Omi lächelte grimmig. "Das habe ich auch gesagt."

Youji wandte den Blick sekundenlang von der Straße, um den Jungen anzusehen. "Und?"

Omi verzog das Gesicht.
 

Einige Stunden zuvor...

Es war ungewöhnlich kalt. Der Wind fuhr schneidend durch die Straßenschluchten und gab sich alle Mühe, die Menschen in die warmen Häuser zurückzutreiben. Aber das Wetter konnte nicht verhindern, dass Tokyo Innenstadt wie an jedem Tag vollgepfropft war mit Menschen. Zwar trugen sie alle Schals und Mützen oder hatten wenigstens den Mantelkragen hochgeschlagen, um sich mit hochgezogenen Schultern vor der Kälte zu schützen, aber nichts konnte das geschäftige Treiben in dem großen Einkaufsviertel dämpfen.

Mamoru Takatori hatte es nicht eilig, aber auch er ging mit schnellen Schritten von einem Geschäft zum nächsten. Die ungemütliche Kälte beschleunigte den geplanten nachmittagsfüllenden Einkaufsbummel. Er hatte sich ein paar Stunden frei genommen - nicht, dass er Zeit übrig hätte. Aber er kam einfach nicht weiter. Seit Tagen saß er am Computer, traf sich mit allen möglichen und unmöglichen Leuten und versuchte, Spuren aufzustöbern... ohne Erfolg.

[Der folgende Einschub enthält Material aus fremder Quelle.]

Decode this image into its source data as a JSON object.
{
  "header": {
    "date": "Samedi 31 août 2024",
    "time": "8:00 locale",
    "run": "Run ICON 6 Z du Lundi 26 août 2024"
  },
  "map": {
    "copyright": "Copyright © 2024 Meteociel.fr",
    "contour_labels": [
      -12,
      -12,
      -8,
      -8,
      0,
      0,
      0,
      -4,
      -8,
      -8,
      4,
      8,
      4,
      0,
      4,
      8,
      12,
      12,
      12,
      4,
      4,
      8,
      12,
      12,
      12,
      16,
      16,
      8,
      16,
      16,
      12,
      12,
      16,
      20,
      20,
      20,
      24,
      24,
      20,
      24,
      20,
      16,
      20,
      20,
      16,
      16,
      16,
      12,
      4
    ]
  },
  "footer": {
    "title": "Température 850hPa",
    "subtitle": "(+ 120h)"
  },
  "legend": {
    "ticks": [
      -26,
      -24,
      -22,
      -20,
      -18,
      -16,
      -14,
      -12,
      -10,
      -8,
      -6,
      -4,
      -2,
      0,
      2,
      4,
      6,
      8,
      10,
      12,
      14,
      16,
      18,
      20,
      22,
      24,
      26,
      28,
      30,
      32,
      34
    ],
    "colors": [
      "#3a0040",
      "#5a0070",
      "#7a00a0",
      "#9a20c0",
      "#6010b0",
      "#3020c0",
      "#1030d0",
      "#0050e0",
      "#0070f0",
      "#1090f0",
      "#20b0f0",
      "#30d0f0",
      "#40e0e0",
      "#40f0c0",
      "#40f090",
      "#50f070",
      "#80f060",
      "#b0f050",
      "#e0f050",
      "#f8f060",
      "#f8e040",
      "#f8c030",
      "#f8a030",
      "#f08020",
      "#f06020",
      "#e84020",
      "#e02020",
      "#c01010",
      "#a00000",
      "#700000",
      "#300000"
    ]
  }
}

Wenn er von den fruchtlosen Nachforschungen genug hatte, stattete er dem Blumenladen einen Besuch ab. Er hielt sich in letzter Zeit mehr dort auf als in seinem Büro... bis er die gedrückte Stimmung nicht mehr ertrug und sich wieder aus dem Staub machte. So wie jetzt.

Mit düsterem Gesicht verließ er das letzte Kaufhaus. Die ganze Situation war äußerst frustrierend. Er kam einfach nicht weiter! Und statt sich ablenken zu lassen, drehten sich seine Gedanken unaufhaltsam im Kreis.

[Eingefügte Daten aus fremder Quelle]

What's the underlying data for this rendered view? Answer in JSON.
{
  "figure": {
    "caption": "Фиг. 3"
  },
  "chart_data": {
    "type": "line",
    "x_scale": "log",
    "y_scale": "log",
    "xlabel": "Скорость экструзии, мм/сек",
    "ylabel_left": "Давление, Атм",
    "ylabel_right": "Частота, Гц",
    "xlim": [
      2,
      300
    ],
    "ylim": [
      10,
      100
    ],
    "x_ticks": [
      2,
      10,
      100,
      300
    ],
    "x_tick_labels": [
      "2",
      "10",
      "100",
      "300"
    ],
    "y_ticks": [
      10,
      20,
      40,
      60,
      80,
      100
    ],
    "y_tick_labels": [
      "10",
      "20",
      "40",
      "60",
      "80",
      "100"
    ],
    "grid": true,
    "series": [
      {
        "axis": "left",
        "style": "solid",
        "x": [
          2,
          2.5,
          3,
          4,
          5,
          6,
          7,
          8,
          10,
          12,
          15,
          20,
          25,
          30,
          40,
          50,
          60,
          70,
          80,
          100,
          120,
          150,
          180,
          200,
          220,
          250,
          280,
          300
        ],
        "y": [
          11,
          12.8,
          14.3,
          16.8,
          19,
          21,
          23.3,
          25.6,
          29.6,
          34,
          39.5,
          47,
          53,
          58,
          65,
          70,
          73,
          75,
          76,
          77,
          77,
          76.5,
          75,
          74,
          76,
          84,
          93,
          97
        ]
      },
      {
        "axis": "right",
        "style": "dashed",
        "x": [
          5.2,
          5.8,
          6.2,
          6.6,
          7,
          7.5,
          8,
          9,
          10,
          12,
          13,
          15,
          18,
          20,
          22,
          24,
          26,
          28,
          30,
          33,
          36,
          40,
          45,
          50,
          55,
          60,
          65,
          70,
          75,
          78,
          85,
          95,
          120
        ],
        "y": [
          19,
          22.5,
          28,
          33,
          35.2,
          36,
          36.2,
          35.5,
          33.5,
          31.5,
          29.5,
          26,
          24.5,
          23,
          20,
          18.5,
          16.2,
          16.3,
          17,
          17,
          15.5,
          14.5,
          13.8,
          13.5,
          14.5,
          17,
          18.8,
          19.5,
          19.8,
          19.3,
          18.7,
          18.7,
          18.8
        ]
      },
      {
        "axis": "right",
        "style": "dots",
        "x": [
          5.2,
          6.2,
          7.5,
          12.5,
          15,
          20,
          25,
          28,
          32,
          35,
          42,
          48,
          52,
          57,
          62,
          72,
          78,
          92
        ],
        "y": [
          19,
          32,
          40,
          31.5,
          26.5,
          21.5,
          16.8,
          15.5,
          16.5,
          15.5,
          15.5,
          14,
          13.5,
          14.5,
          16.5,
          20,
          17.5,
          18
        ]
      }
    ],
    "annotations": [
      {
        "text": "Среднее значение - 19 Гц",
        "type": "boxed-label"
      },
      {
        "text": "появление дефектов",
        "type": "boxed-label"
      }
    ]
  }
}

Er schreckte auf, als ihn jemand leicht anrempelte. Der Mann hastete mit langen Schritten weiter, er hatte den Zusammenstoß offenbar gar nicht bemerkt.

Mamoru sah ihm nach - und erstarrte. Ungläubig verengte er die Augen zu Schlitzen und versuchte, mehr zu erkennen, aber der andere war bereits zu weit entfernt. Schon verschwand er zwischen den Menschen, welche die Straße bevölkerten. Mamoru blieb reglos stehen. Er hatte den Mann nur einen Moment lang gesehen. Dennoch - er war beinahe sicher, ihn erkannt zu haben. Das Gesicht, die Figur, das lange Haar... kein Zweifel.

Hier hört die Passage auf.